Washington (ANTARA News) - Reaksi pemerintah AS terhadap peristiwa yang sedang berlangsung di Iran memicu perdebatan luas di kalangan legislatif, media massa dan pemerintah negeri itu ditengah keprihatian atas sikap Presiden Barack Obama yang tidak cukup memberikan dukungan kepada demonstran di Iran.
Karena meminimalkan perbedaan kebijakan antara sang incumbent Mahmoud Ahmadinejad --yang mengklaim telah memenangkan pemilihan presiden Jumat pekan lalu yang disengketakan-- dengan penantangnya Mir Hossein Mousavi yang para pendukungnya membanjiri jalanan di Iran, beberapa anggota legislatif dari Partai Republik marah dan membuat Gedung Putih serta Demokrat terpojok.
Senator John McCain, mantan rival Obama pada pemilu AS tahun lalu, menggambarkan tanggapan Presiden AS di Iran sebagai "hangat-hangat kuku" dan mengecamnya karena meninggalkan prinsip fundamental AS dalam menanggapi kaadaan genting yang dihadapi rakyat Iran.
Obama menekankan bahwa hak uiversal untuk berdemonstrasi secara damai harus dihormati pemerintah Iran, namun menolak berpihak pada salah satu pihak di Iran.

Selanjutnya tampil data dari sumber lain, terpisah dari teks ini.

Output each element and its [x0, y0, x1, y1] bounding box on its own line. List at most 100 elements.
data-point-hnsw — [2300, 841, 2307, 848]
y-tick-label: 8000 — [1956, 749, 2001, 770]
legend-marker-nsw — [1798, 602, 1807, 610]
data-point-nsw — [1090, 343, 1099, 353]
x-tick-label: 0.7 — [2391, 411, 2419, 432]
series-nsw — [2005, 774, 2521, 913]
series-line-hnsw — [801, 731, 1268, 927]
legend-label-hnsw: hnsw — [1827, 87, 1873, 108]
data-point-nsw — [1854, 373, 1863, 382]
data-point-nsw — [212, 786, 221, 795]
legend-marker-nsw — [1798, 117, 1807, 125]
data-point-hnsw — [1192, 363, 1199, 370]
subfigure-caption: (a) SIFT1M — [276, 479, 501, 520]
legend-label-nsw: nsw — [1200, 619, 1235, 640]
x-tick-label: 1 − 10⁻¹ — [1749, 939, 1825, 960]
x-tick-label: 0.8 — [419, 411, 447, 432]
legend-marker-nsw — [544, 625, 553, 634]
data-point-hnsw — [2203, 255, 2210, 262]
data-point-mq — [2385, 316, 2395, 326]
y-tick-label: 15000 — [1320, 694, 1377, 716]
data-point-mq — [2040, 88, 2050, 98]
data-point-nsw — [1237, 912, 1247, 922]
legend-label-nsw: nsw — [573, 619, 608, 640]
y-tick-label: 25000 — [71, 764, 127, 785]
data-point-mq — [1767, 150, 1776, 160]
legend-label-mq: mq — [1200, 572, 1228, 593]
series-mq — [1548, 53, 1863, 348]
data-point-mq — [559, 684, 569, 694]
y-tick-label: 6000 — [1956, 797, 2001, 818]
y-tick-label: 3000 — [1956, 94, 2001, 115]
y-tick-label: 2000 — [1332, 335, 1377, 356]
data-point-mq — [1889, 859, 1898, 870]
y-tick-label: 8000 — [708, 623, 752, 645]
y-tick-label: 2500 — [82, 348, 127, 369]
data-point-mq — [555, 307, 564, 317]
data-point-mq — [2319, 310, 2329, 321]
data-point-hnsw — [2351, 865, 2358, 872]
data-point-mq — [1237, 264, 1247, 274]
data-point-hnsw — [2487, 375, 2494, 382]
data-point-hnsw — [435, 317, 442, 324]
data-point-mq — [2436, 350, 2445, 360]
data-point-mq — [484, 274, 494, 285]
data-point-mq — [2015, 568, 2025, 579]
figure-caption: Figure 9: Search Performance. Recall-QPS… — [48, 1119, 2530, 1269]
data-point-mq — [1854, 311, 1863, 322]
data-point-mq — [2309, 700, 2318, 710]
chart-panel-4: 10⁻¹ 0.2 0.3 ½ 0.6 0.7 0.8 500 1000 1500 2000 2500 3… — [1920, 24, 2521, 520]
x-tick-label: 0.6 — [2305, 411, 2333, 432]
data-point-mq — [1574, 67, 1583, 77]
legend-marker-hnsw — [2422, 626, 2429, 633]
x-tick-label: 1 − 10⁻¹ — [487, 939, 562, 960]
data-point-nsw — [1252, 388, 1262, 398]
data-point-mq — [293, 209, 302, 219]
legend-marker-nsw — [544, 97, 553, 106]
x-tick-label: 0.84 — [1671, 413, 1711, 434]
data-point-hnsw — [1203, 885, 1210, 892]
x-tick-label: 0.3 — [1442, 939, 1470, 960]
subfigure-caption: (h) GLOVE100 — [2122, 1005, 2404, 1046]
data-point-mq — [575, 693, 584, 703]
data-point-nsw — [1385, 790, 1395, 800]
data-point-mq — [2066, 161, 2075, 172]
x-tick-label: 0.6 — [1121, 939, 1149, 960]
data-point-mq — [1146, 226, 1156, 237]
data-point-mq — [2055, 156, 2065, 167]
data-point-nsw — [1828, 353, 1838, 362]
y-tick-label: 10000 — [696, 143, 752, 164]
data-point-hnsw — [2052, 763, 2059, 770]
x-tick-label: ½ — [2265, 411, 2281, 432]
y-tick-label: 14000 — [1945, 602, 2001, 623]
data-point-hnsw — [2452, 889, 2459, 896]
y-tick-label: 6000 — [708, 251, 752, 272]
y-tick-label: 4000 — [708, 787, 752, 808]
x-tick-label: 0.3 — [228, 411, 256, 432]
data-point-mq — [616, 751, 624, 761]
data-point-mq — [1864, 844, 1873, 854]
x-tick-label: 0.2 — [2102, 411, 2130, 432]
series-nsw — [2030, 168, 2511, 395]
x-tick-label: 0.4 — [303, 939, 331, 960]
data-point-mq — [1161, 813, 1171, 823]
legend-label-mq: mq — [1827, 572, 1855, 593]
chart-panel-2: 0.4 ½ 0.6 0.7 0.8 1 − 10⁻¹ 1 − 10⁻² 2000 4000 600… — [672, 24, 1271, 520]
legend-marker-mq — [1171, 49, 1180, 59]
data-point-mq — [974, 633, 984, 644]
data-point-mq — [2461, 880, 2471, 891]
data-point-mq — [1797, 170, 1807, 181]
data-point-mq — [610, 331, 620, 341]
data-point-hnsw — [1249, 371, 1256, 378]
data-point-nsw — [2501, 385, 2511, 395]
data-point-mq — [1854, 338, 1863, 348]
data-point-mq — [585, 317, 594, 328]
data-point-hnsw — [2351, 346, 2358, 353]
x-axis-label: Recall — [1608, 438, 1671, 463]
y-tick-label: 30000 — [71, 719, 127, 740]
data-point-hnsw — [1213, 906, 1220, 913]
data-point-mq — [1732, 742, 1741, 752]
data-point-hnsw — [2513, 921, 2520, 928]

Dia mengingatkan, sampur tangan AS dalam masalah politik domestik Iran akan kontraproduktif, seraya menjanjikan akan terus berupaya mendekati Iran, sebuah pernyataan yang membuat marah beberapa wakil rakyat AS.
"Sikap diam mereka dalam soal pelanggaran hak asasi manusia (di Iran) sangat mengganggu saya," kata Eric Cantor, orang kuat kedua di kubu Republik dalam DPR AS.
"Amerika memiliki tanggung jawab moral untuk menegakkan hak asasi manusia di seluruh dunia dan mengutuk penindasan yang terjadi di Teheran sekarang," tambahnya.
Senator berpengaruh dari Demokrat John Kerry membalas kecaman Republik itu dalam opininya di New York Times di bawah judul "With Iran, Think Before You Speak" atau "Dalam Soal Iran, Pikir Dulu Sebelum Berbicara."
"Kita semua terinspirasi oleh demonstrasi damai di Iran, peristiwa seperti itu tidak pernah terlihat di sana selama tiga dekade lamanya. Setelah menyaksikan tayangan video bagaimana paramiliter Basij meneror demonstran, kita merasa tergoda untuk menanggapinya secara emosional," tulis Kerry.
"(Namun) Hal penting yang harus kita lakukan adalah memberi Tuan Ahmadinejad sebuah kesempatan untuk membangkitkan memori kudeta tahun 1953 yang disponsori AS yang menggulingkan Perdana Menteri Mohammed Mossadegh dan mengembalikan Shah Mohammed Reza Pahlavi ke kekuasaannya," demikian Kerry.
Kerry mencoba mengingatkan sejawatnya di AS bahwa dukungan terburu-buru AS pada satu kelompok di Iran akan membuat kelompok yang kini berkuasa di Iran mempunyai alasan bahwa ada campur tangan asing di Iran.
Para pakar dan media massa AS sendiri terus terlibat dalam debat panjang dengan tanpa ada konsensus.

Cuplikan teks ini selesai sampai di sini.